Livingston Designer Outlet is the largest outlet mall in Scotland, and opened in October 2000 under the ownership of McArthur Glen as McArthur Glen Livingston Designer Outlet and sits opposite the popular The Centre (Livingston) shopping centre. The glass roof reminiscent of the Crystal Palace was designed by an architect called Don Hisaka.

In August 2013 the complex was renamed to 'Livingston Designer Outlet' as the site was sold to LaSalle Investment Management. In 2017 the complex was once again sold, this time to Blackstone. Shortly after in 2018, the centre underwent a huge makeover in which the company invested several million pounds in order to appeal to a higher end market.

==Stores==
The outlet has around 100 stores which include: Adidas, Clarks Outlet, Calvin Klein (fashion house), Tommy Hilfiger (company), Lindt Chocolate Store, Next Clearance, Nike, Ted Baker, Skechers, Marks & Spencer Outlet, Crocs and many more.
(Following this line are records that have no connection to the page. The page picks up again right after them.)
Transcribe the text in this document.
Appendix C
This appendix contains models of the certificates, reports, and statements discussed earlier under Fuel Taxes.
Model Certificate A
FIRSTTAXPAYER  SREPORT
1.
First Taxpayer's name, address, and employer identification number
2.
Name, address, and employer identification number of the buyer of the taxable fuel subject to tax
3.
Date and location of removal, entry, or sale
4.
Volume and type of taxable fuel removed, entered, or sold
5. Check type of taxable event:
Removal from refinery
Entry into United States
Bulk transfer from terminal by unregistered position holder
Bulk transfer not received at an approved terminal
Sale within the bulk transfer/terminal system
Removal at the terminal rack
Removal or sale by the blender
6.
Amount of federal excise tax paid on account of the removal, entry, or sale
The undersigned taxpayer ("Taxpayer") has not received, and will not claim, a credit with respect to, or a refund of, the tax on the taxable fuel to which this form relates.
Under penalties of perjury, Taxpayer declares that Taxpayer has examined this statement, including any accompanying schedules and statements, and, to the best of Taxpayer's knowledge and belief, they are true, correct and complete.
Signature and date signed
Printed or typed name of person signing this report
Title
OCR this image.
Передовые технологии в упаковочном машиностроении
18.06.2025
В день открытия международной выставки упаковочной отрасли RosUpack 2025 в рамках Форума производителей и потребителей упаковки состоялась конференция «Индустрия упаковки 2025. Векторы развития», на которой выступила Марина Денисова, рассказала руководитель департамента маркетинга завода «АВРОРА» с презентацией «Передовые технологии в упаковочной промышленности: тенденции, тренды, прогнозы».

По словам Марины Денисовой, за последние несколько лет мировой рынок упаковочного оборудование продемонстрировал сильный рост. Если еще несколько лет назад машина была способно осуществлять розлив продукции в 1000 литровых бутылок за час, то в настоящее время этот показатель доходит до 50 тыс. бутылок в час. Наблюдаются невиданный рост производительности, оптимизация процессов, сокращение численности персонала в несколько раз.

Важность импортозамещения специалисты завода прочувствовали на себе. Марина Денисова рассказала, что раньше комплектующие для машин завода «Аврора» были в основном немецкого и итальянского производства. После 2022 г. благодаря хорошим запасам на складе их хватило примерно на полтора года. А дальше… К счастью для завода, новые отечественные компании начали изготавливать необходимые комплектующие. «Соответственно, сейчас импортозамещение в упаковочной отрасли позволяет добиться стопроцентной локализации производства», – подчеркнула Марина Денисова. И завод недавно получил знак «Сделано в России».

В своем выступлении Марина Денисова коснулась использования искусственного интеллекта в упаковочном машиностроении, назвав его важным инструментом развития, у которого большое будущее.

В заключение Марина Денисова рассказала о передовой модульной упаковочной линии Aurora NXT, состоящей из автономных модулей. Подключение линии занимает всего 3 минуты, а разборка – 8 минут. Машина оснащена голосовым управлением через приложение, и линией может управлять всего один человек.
The outlet also contains an upper floor with a Vue cinema which contains 8 screens. A large food court is also located on the upper level with many fast food outlets such as McDonald's, Subway and Chopstix. Many restaurants are also nearby such as Pizza Hut, Pizza Express and Hot Flame World Banquet.

A Paradise Island Adventure Golf venue existed there from 2012 until its closure in 2025. It was replaced by a trampoline park.